Results were consistent with experimental data and the tolerance permits to generalize the methodology to predict the coating structural and/or mechanical attributes from the required operating parameters. Table 4 compares the ANN and FL predicted results.

Table 4 Power process parameters effect on deposit porosity

Arc Current Intensity Effect

Porosity presents a linear relationship versus the arc current intensity. Nevertheless, from a general point of view, the arc current intensity increases the plasma energies (both enthalpy and momentum) [4], consequently the porosity decreases when the arc current increases, Fig. 5. Electric energy increases the in-flight particle characteristics (mainly temperature), thus, the coating density [24]. In the same way, a high current improves the flattening process [4], this is why at the lowest current levels (lower than 500 A), the porosity values are higher than 5%.

Total Plasma Gas Mass Flow Rate Effect

Indeed, the plasma gas flow rate increases the particle velocity and decreases their temperature in the plasma jet [9]. Increasing this flow rate above a critical value leads to decrease the largest particle melting state.

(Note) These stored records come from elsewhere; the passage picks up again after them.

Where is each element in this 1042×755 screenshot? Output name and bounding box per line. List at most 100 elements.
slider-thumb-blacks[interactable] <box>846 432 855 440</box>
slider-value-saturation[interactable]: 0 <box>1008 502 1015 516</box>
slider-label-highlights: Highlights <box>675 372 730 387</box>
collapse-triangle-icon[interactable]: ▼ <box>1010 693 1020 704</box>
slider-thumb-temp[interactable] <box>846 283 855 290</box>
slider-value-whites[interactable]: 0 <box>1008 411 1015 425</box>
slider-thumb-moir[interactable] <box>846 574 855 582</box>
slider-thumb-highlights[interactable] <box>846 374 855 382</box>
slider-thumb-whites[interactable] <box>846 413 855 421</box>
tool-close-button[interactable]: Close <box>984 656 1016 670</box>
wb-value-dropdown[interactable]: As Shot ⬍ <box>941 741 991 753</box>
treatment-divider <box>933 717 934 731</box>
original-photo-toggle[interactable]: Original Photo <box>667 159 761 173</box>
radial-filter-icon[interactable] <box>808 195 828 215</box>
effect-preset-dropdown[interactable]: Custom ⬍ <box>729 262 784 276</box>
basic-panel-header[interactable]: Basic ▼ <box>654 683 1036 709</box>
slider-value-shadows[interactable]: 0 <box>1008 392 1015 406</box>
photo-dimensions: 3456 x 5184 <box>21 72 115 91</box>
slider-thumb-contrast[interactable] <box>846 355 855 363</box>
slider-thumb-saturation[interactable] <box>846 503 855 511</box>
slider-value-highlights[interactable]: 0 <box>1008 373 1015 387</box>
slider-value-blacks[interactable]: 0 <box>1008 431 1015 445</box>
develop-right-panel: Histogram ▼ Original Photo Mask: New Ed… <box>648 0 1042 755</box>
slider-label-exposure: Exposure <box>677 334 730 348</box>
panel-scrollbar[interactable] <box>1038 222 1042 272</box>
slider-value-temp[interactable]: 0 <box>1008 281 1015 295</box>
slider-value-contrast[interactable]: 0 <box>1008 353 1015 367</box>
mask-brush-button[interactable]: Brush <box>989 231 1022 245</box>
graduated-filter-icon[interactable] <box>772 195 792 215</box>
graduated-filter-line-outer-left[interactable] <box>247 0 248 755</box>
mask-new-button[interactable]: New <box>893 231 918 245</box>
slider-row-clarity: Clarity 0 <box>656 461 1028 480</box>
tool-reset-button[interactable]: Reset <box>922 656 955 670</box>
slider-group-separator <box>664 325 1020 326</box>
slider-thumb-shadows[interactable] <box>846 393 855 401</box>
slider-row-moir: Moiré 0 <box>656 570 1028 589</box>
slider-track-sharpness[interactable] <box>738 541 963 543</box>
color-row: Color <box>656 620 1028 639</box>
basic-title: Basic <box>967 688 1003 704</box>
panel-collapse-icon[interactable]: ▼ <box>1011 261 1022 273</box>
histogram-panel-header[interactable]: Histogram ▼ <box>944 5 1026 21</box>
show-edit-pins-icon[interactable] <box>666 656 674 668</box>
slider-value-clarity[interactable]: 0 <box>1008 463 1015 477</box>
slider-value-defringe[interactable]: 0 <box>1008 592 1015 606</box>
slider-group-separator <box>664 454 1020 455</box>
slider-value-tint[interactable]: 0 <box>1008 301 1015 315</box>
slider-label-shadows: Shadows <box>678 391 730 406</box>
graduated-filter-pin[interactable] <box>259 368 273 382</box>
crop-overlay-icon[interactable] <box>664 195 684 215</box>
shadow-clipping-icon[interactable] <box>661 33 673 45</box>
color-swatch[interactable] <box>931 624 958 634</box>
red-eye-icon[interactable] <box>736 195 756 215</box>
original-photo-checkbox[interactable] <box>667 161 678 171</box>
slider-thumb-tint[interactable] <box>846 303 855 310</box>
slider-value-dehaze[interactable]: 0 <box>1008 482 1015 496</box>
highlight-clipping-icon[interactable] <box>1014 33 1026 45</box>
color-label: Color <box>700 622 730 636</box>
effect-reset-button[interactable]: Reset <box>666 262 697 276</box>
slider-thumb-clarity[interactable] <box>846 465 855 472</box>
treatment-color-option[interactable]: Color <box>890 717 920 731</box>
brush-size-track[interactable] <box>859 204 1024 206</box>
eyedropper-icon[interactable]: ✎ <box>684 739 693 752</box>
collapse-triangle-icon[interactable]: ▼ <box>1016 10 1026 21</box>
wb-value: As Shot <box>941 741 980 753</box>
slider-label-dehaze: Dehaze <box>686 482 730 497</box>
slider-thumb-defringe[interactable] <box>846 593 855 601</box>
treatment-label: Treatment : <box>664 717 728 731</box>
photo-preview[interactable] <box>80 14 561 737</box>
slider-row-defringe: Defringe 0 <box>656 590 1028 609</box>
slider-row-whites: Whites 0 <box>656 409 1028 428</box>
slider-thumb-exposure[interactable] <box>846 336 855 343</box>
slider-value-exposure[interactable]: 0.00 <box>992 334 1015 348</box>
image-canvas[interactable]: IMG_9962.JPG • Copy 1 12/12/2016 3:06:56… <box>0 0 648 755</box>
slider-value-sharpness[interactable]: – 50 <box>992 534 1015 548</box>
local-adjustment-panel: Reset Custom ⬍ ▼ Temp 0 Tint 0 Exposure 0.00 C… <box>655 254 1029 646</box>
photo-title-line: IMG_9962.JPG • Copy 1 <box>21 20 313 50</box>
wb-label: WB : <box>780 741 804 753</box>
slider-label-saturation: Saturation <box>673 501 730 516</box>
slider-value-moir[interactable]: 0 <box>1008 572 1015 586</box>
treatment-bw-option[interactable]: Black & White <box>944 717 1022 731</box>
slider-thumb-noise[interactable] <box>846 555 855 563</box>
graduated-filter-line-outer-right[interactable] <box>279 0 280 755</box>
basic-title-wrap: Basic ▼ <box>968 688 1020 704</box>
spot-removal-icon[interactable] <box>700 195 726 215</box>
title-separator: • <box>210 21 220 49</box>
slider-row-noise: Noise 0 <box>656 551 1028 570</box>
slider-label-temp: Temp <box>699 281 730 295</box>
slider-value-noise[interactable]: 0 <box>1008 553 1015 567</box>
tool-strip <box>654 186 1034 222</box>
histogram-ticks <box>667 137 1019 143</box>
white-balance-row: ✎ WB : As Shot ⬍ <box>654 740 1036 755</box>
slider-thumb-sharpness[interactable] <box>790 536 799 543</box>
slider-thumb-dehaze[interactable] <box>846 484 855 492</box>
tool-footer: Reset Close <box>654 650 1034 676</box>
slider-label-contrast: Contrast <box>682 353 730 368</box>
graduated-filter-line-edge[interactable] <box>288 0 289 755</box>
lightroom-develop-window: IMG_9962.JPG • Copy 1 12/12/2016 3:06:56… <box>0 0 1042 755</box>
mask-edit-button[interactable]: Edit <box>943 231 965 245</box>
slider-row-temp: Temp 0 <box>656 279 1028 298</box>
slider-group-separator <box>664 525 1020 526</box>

Thus, only few particles will succeed in penetrating the hot core region of the plasma jet. In the same way, increasing the total plasma gas flow rate leads to decrease the plasma/particle interaction duration, thus the molecular ionization and dissociation in the plasma jet [25]. The particles are not well heated before impact onto substrate [26], thus, the lamellae flattening ratio decreases. This is the main reason why the porosity increases, Fig. 6.

Hydrogen Effect

The hydrogen modifies the plasma jet characteristics [27] i.e. the plasma enthalpy, thermal conductivity and velocity increases while the plasma viscosity decreases [9]. For low values, hydrogen still improves the thermal conductivity of the plasma jet and facilitates the increased thermal exchange between the plasma jet and the powder particles. For high hydrogen values, porosity does not vary significantly due to the fact that the enthalpy of the plasma jet reaches a critical value inducing significant feedstock evaporation [28], Fig. 7. The same tendencies of evolution were demonstrated by Friis et al. [9].

AI, able to approximate any function, presents the advantage to be a powerful statistical procedure which permits to relate the parameter of a given problem to its desired result. Moreover, AI needs less data compared to least square fit and it can be performed continually. For example when the experimental data have only few parameter numbers (performing regression analysis using simple relationships) correlation factors are small and these translate the difficulty to fit non-linear relationships. In the opposite, choosing high polynomial degrees fit better the experimental results. However, they do not represent a meaningful function and require generally more experimental data to generalize the correlations. Table 5 compares the ANN and FL models.

Table 5 ANN and FL method comparison

Conclusions

Artificial intelligence model permits to determine and hence to understand the inter-relationships between power process parameters and deposit properties in plasma spray process. They were implemented in this study to predict the porosity.

The proposed model is a convenient and powerful tool for the practical optimization of the coating characteristics and processing parameters in order to obtain the desired combination.

From a general point of view, the ANN model is better than that of FL with regard to the prediction and simulation concept. On the other hand FL represents a better asset in the field of system control.